In an action to recover damages for personal injuries, the plaintiff appeals from an order of the Supreme Court, Queens *363County (Golar, J.), dated February 21, 2003, which granted the defendants’ motion for summary judgment dismissing the complaint.
Ordered that the order is affirmed, with costs.

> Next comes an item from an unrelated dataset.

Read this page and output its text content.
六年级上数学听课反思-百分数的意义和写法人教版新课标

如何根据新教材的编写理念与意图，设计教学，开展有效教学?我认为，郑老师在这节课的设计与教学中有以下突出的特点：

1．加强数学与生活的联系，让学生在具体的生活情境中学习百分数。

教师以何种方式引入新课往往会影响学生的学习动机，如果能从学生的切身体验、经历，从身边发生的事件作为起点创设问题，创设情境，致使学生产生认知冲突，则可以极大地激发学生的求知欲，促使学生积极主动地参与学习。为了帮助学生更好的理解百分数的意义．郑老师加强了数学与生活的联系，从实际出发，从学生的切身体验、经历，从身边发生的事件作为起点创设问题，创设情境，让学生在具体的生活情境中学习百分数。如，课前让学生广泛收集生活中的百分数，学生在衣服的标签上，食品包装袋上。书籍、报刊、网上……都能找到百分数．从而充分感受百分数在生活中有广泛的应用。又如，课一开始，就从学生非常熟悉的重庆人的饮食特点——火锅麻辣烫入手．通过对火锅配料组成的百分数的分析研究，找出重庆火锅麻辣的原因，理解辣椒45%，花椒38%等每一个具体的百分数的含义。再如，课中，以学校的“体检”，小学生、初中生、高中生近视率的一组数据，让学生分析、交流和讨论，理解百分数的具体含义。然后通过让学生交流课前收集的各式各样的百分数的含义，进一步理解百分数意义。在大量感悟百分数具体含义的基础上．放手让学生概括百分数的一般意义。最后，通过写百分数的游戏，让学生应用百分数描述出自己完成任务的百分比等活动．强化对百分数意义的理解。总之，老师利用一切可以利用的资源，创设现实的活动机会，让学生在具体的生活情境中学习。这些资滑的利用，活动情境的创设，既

The Supreme Court properly granted the defendants’ motion for summary judgment dismissing the complaint. The defendants sustained their prima facie burden of demonstrating their entitlement to judgment as a matter of law by submitting evidence that they were out-of-possession landlords who were not obligated under the lease to remove snow and ice from the property, and who did not retain a sufficient degree of control over the premises to provide a basis for liability (see Paone v Pane, 12 AD3d 583 [2004]; Scott v Bergstol, 11 AD3d 525 [2004]; Vijayan v Bally’s Total Fitness, 289 AD2d 224 [2001]; Maldonado v Matera, 237 AD2d 584 [1997]). Contrary to the plaintiffs contention, the evidence she relied upon in opposition to the motion was insufficient to raise an issue of fact as to whether the defendants retained control over the premises (see Paone v Paone, supra; Scott v Bergstol, supra; Vijayan v Bally’s Total Fitness, supra; Maldonado v Matera, supra), or, by course of conduct, assumed responsibility for snow and ice removal (see Seigel v Congregation Zichron Shmuel, 226 AD2d 913 [1996]). Adams, J.P., Krausman, Spolzino and Fisher, JJ., concur.